Thoughts from the Field - Issue #18 - Organizational Health Drives Decision-Making
By Jeff Gibson
Organizational Health Drives Decision-Making
One of the many benefits of having a healthy organization is that decision-making becomes more focused as leaders are able to use the elements of organizational clarity to guide their discussions and, ultimately, their decisions.
An executive team creates organizational clarity by answering the six critical questions (hopefully, you've had a chance to read about them in Pat's latest book, The Advantage):
- Why do we exist?
- How do we behave?
- What do we do?
- How will we succeed?
- What is most important, right now?
- Who must do what?
Once a team has clarified and committed to the answers to those questions, the process of decision-making becomes a straightforward exercise within the context of that clarity.
Southwest Airlines is a case in point.
When Southwest Airlines' executives decided to acquire AirTran a few years ago, they certainly evaluated how the combination would help them achieve their revenue growth goals while offering quicker entry into new markets. Even more importantly, their discussions likely included crucial debate about how the two airlines would fit culturally. At the end of the day, they were able to determine exactly why the acquisition was the right move for their business, their customers and their employees. Without clarity across those six critical questions, this decision would have been an exercise in painful politics that likely would have resulted in inconsistent commitment from leaders.
Let's assume that your team is faced with a decision of significance, just as Southwest was (but it doesn't have to be as huge of a decision as theirs, of course). Here is a simple four-step process that will ensure decisions are consistent with your organization's clarity.
Step 1: Evaluate fit with your organization's core principles
Consider the decision in light of the answers to the questions "Why do we exist?" and "How do we behave?" Any decision must fit with an organization's over-arching purpose and values. The answers to "Why do we exist?" and "How do we behave?" never change, and should be used to assess whether the decision violates the core tenets of the organization. If there is a mismatch with your purpose or values, then you have your answer.
If AirTran could not help Southwest "To connect People to what's important in their lives," the discussion should have ended right then.
Step 2: Evaluate consistency with your fundamental business definition
Consider the decision in light of the answer to the question "What do we do?" The decision must fit with the organization's business definition. If it does not, the team must be willing to change what they do.
If Southwest were evaluating the purchase of Greyhound, this would have been a much different conversation than with AirTran who was essentially in the same business.

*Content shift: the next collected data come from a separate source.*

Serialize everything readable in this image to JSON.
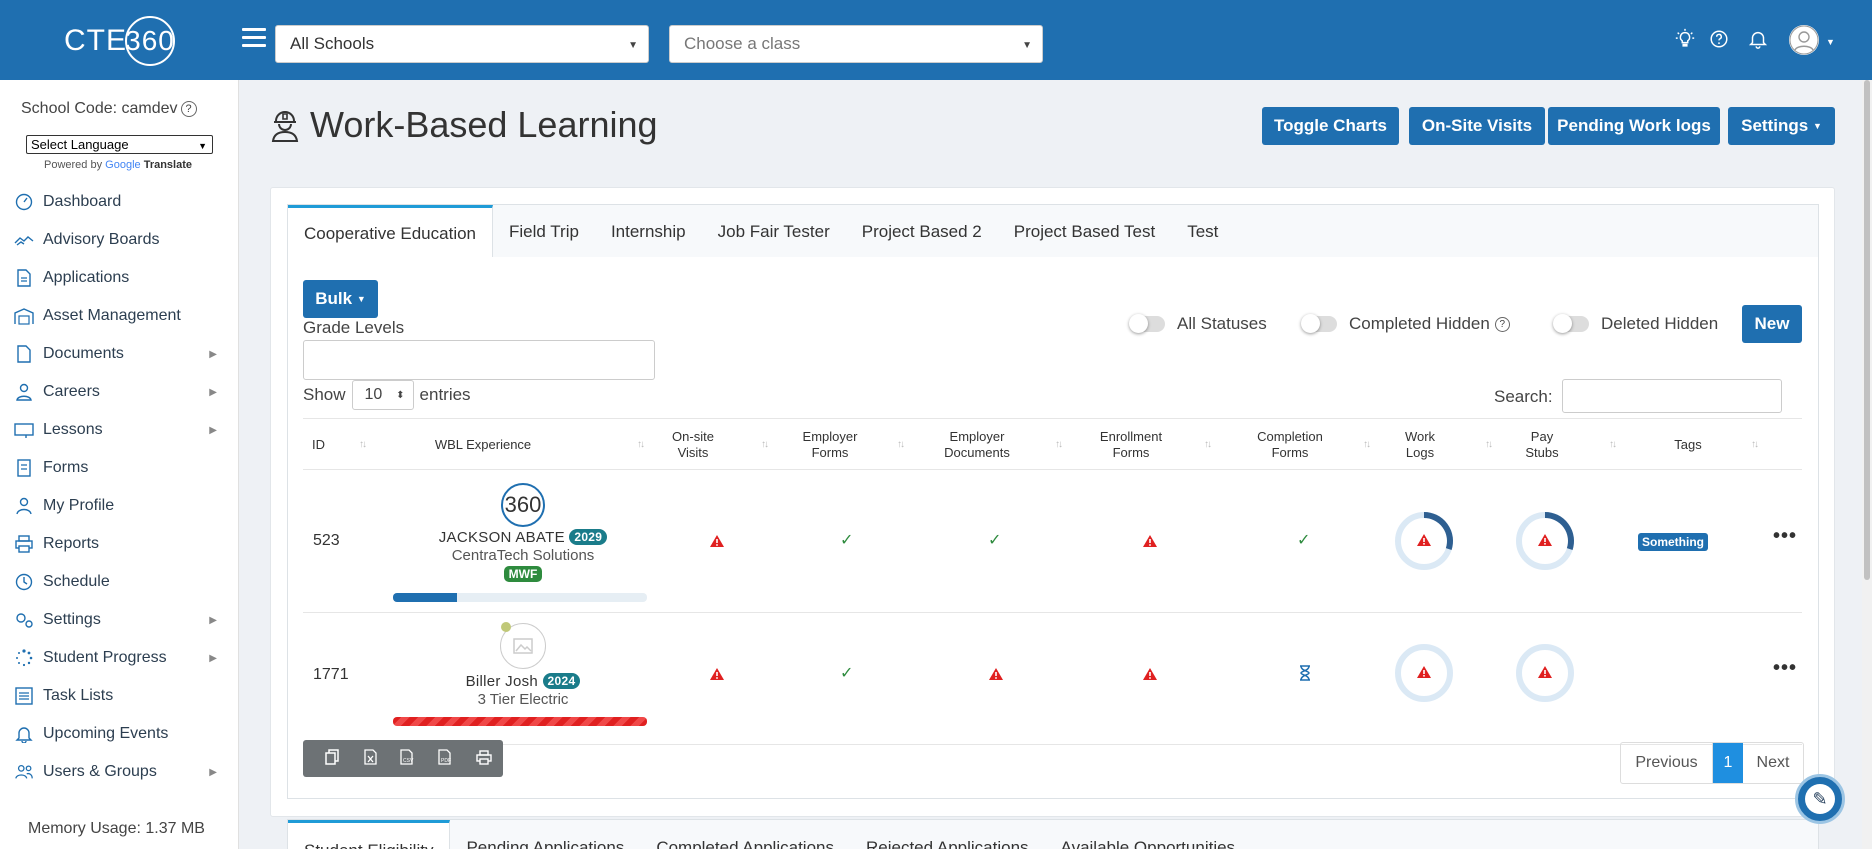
{
  "topbar": {
    "logo_text": "CTE",
    "logo_ring": "360",
    "school_select": "All Schools",
    "class_placeholder": "Choose a class",
    "icons": [
      "lightbulb-icon",
      "help-icon",
      "bell-icon",
      "user-avatar-icon"
    ]
  },
  "sidebar": {
    "school_code": "School Code: camdev",
    "language_select": "Select Language",
    "powered_by": "Powered by",
    "google": "Google",
    "translate": "Translate",
    "items": [
      {
        "label": "Dashboard",
        "icon": "gauge-icon",
        "has_arrow": false
      },
      {
        "label": "Advisory Boards",
        "icon": "handshake-icon",
        "has_arrow": false
      },
      {
        "label": "Applications",
        "icon": "document-icon",
        "has_arrow": false
      },
      {
        "label": "Asset Management",
        "icon": "warehouse-icon",
        "has_arrow": false
      },
      {
        "label": "Documents",
        "icon": "file-icon",
        "has_arrow": true
      },
      {
        "label": "Careers",
        "icon": "user-tie-icon",
        "has_arrow": true
      },
      {
        "label": "Lessons",
        "icon": "chalkboard-icon",
        "has_arrow": true
      },
      {
        "label": "Forms",
        "icon": "form-icon",
        "has_arrow": false
      },
      {
        "label": "My Profile",
        "icon": "user-icon",
        "has_arrow": false
      },
      {
        "label": "Reports",
        "icon": "print-icon",
        "has_arrow": false
      },
      {
        "label": "Schedule",
        "icon": "clock-icon",
        "has_arrow": false
      },
      {
        "label": "Settings",
        "icon": "cogs-icon",
        "has_arrow": true
      },
      {
        "label": "Student Progress",
        "icon": "spinner-icon",
        "has_arrow": true
      },
      {
        "label": "Task Lists",
        "icon": "list-icon",
        "has_arrow": false
      },
      {
        "label": "Upcoming Events",
        "icon": "bell-icon",
        "has_arrow": false
      },
      {
        "label": "Users & Groups",
        "icon": "users-icon",
        "has_arrow": true
      }
    ],
    "memory": "Memory Usage: 1.37 MB"
  },
  "page": {
    "title": "Work-Based Learning",
    "buttons": {
      "toggle_charts": "Toggle Charts",
      "onsite_visits": "On-Site Visits",
      "pending_logs": "Pending Work logs",
      "settings": "Settings"
    }
  },
  "tabs": [
    "Cooperative Education",
    "Field Trip",
    "Internship",
    "Job Fair Tester",
    "Project Based 2",
    "Project Based Test",
    "Test"
  ],
  "controls": {
    "bulk": "Bulk",
    "grade_levels": "Grade Levels",
    "toggles": [
      "All Statuses",
      "Completed Hidden",
      "Deleted Hidden"
    ],
    "new": "New",
    "show": "Show",
    "entries_value": "10",
    "entries": "entries",
    "search": "Search:"
  },
  "table": {
    "headers": [
      "ID",
      "WBL Experience",
      "On-site Visits",
      "Employer Forms",
      "Employer Documents",
      "Enrollment Forms",
      "Completion Forms",
      "Work Logs",
      "Pay Stubs",
      "Tags"
    ],
    "rows": [
      {
        "id": "523",
        "name": "JACKSON ABATE",
        "year": "2029",
        "company": "CentraTech Solutions",
        "schedule": "MWF",
        "progress": 0.25,
        "onsite": "warning",
        "employer_forms": "check",
        "employer_documents": "check",
        "enrollment_forms": "warning",
        "completion_forms": "check",
        "work_logs_fraction": 0.3,
        "pay_stubs_fraction": 0.3,
        "tag": "Something"
      },
      {
        "id": "1771",
        "name": "Biller Josh",
        "year": "2024",
        "company": "3 Tier Electric",
        "schedule": "",
        "progress": 1.0,
        "onsite": "warning",
        "employer_forms": "check",
        "employer_documents": "warning",
        "enrollment_forms": "warning",
        "completion_forms": "hourglass",
        "work_logs_fraction": 0,
        "pay_stubs_fraction": 0,
        "tag": ""
      }
    ]
  },
  "export_icons": [
    "copy-icon",
    "excel-icon",
    "csv-icon",
    "pdf-icon",
    "print-icon"
  ],
  "pagination": {
    "previous": "Previous",
    "current": "1",
    "next": "Next"
  },
  "bottom_tabs": [
    "Student Eligibility",
    "Pending Applications",
    "Completed Applications",
    "Rejected Applications",
    "Available Opportunities"
  ],
  "colors": {
    "primary": "#1f6fb0",
    "warning": "#e02020",
    "success": "#2e8b3e",
    "badge_teal": "#1a7c8a"
  }
}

Step 3: Evaluate overlap with your core strategy
Consider the decision in light of the answer to the question "How will we succeed?" The decision must fit with an organization's strategy: the set of intentional decisions that distinguish the organization from its competitors and gives it the best chance at success. An organization's three strategic anchors provide a useful litmus test for whether a given decision is strategically aligned with the current plan of record. Before proceeding, ask yourself if this decision is consistent with, or counter to, those anchors.
If the acquisition of AirTran would not have helped, or worse yet, hindered SWA's ability to offer friendly, reliable, and low-cost air travel, this deal would not have happened.
In an interview with The Dallas Morning News, Southwest CEO Gary Kelly said that the company will continue to keep prices down. "We are a low-fare carrier. That is who we are. That is how we've established trust of 40 years," Kelly told the newspaper, noting that the carrier did not raise prices following past mergers. "We're not going to change who we are. We're expanding who we are. We're taking low fares farther."
Step 4: Evaluate alignment with your current priorities
Consider the decision in light of the answer to the question "What is most important, right now?" Finally, it is important to think about how the decision fits into the current over-riding priority–or thematic goal–of the organization. Most leaders can generally convince themselves of the value of any decision. To maintain focus in your organization, be sure that decisions are consistent with what you have already identified as the most critical objective.
Because AirTran was able to quickly expand the routes that SWA offered into key markets, and provide an entry into specific international destinations, this decision fit squarely within Southwest's key priorities.
Clarity is your guide
The best decisions are those that are consistent with the organization's unchanging principles, fall within the parameters of your fundamental business, are consistent with your strategy and support your current over-arching priority.
By taking time as a leadership team to follow the four simple steps described above, the pain and confusion that comes when decisions are made without context can be avoided and alignment will remain intact. And, alignment is what organizational health is all about.